Enfouissement: vaste chantier à ciel ouvert dans Brome-Missisquoi

Branle-bas de combat sur le rang Saint-Joseph

Claude Hébert claude.hebert@tc.tc
Publié le 12 octobre 2016

David Rumsby, directeur des opérations à la RIEDSBM, suit de près l'évolution du chantier.

©Photo: TC Media – Claude Hébert

ENVIRONNEMENT. Le site d'enfouissement du rang Saint-Joseph, à Cowansville, a fait l'objet d'importants travaux et d'investissements majeurs au cours des derniers mois…. et ça continue!

Le personnel de la Régie intermunicipale d'élimination des déchets solides de Brome-Missisquoi (RIEDSBM) travaille actuellement à la fermeture de l'une des 17 fosses destinées à l'enfouissement des matières résiduelles. Une opération complexe qui nécessite plusieurs mois de travail et présente de nombreux défis.

«La fermeture de la cellule  numéro 17-A et 18-A, d'une superficie de 23 500 m2, nécessitera un investissement de l'ordre de 400 000 $. Cette somme inclut le coût des matériaux, des services professionnels et de la sous-traitance. Le temps de nos employés n'est pas comptabilisé dans ce montant», indique David Rumsby, directeur des opérations à la RIEDSBM.

Selon M. Rumsby, la durée de vie utile d'une cellule peut varier entre trois et quatre ans selon ses dimensions et son inclinaison. Une fois remplie, la cellule doit être fermée hermétiquement afin d'éviter la contamination de la nappe phréatique.

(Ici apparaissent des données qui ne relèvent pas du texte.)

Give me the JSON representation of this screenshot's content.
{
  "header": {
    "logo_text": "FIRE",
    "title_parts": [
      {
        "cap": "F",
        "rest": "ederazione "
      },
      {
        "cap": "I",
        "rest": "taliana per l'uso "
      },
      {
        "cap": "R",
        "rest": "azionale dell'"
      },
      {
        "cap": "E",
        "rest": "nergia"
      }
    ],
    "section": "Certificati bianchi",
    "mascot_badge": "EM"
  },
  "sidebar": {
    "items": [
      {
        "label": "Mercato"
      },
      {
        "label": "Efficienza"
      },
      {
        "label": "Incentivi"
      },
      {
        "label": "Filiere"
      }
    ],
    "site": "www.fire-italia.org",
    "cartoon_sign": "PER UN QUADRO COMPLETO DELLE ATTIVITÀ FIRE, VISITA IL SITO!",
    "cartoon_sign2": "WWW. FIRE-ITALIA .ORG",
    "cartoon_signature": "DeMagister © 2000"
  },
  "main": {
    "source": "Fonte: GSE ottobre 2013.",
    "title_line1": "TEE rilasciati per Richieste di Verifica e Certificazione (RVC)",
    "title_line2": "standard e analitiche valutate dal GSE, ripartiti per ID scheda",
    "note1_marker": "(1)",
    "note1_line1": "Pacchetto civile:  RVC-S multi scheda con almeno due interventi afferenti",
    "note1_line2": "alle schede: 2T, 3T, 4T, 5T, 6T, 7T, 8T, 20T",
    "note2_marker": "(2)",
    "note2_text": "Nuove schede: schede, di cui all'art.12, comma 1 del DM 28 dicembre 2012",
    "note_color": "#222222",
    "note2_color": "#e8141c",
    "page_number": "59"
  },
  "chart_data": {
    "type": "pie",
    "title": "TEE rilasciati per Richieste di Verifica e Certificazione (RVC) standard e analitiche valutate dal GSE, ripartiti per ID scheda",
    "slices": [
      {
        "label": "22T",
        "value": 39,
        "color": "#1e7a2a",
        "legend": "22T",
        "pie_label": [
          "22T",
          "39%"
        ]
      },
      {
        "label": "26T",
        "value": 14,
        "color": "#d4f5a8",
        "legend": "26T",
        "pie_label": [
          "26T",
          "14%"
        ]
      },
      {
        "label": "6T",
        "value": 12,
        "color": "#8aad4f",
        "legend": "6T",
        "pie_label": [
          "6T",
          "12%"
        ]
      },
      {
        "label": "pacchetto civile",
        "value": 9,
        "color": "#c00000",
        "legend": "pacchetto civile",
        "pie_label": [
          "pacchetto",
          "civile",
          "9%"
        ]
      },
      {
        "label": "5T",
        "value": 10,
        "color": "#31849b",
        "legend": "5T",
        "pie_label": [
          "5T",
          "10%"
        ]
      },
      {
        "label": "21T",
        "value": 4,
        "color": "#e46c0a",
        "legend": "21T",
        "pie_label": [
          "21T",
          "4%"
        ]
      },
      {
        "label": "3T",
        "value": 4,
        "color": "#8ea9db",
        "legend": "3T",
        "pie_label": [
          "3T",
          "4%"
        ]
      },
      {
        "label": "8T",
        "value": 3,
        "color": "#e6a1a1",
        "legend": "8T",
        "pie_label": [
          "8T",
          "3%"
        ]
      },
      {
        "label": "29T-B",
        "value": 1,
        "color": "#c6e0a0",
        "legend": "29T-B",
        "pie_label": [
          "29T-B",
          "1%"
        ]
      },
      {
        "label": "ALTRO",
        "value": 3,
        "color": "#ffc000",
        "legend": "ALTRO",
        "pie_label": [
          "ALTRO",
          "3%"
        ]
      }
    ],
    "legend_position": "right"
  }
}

«La pose d'une membrane étanche empêche l'infiltration d'eau à l'intérieur de la fosse et la fuite des biogaz produits par la dégradation de la matière organique enfouie dans le sol», explique M. Rumsby.

Quatre cellules et demie ont été remplies, puis fermées, depuis le début des années 2000. La plus récente fermeture, celle de la cellule numéro 16, remonte à l'été 2012.

Lors de la fermeture d'une cellule, les ordures sont recouvertes de matériel drainant (30 cm de sable), d'une membrane, de  matériel de protection (45 cm)  et de terre végétale (15 cm). On installe également des conduites pour le transport des biogaz vers la torchère et l'usine de traitement des eaux. Ces opérations se déroulent sous la surveillance d'une firme d'ingénieurs (Consultants Enviroconseil inc. dans ce cas-ci).

«Un décret ministériel émis en 1998 autorise la Régie à aménager 17 cellules d'une superficie totale de 315 317 m2», précise le directeur des opérations.

Nouvelles cellules

Si la cellule 17-B et 18-B est déjà apte à recevoir les matières résiduelles, la RIEDSBM doit penser à plus long terme et prévoir l'aménagement de nouvelles fosses.

«La Régie a fait une demande au ministère de l'Environnement pour l'obtention d'un certificat d'autorisation lui permettant d'entreprendre l'aménagement des cellules 2 à 12. On s'y prend à l'avance, car il faut du temps pour couper les arbres, essoucher, enlever la terre arable, mettre le terrain au niveau, aménager des chemins et préparer les fosses. Ça ne se fait pas du jour au lendemain», explique M. Rumsby.

La RIEDSBM installe par ailleurs des puits d'observation tout autour du site afin de s'assurer qu'il n'y a aucune fuite susceptible de contaminer la nappe phréatique.

«On prélève des échantillons trois fois l'an», signale le directeur des opérations.

Soucieuse de la protection de l'environnement, la RIEDSBM n'avait pas hésité à investir 175 000 $ en 2015-2016 pour l'installation d'une conduite qui permet d'acheminer une partie des biogaz produits par la décomposition des matières résiduelles vers l'usine de traitement des eaux de lixiviation. Le biogaz était auparavant brûlé au moyen d'une torchère, à défaut d'une autre option.

«En remplaçant par du biogaz le gaz propane utilisé pour chauffer l'eau à 15 degrés Celsius, on réalise des économies de 50 000 $ par an. Il nous faudra donc trois ou quatre ans tout au plus pour récupérer l'investissement», explique M. Rumsby.

La matière organique enfouie sous le sol se décompose lentement et produit de bons volumes de biogaz pendant plusieurs décennies.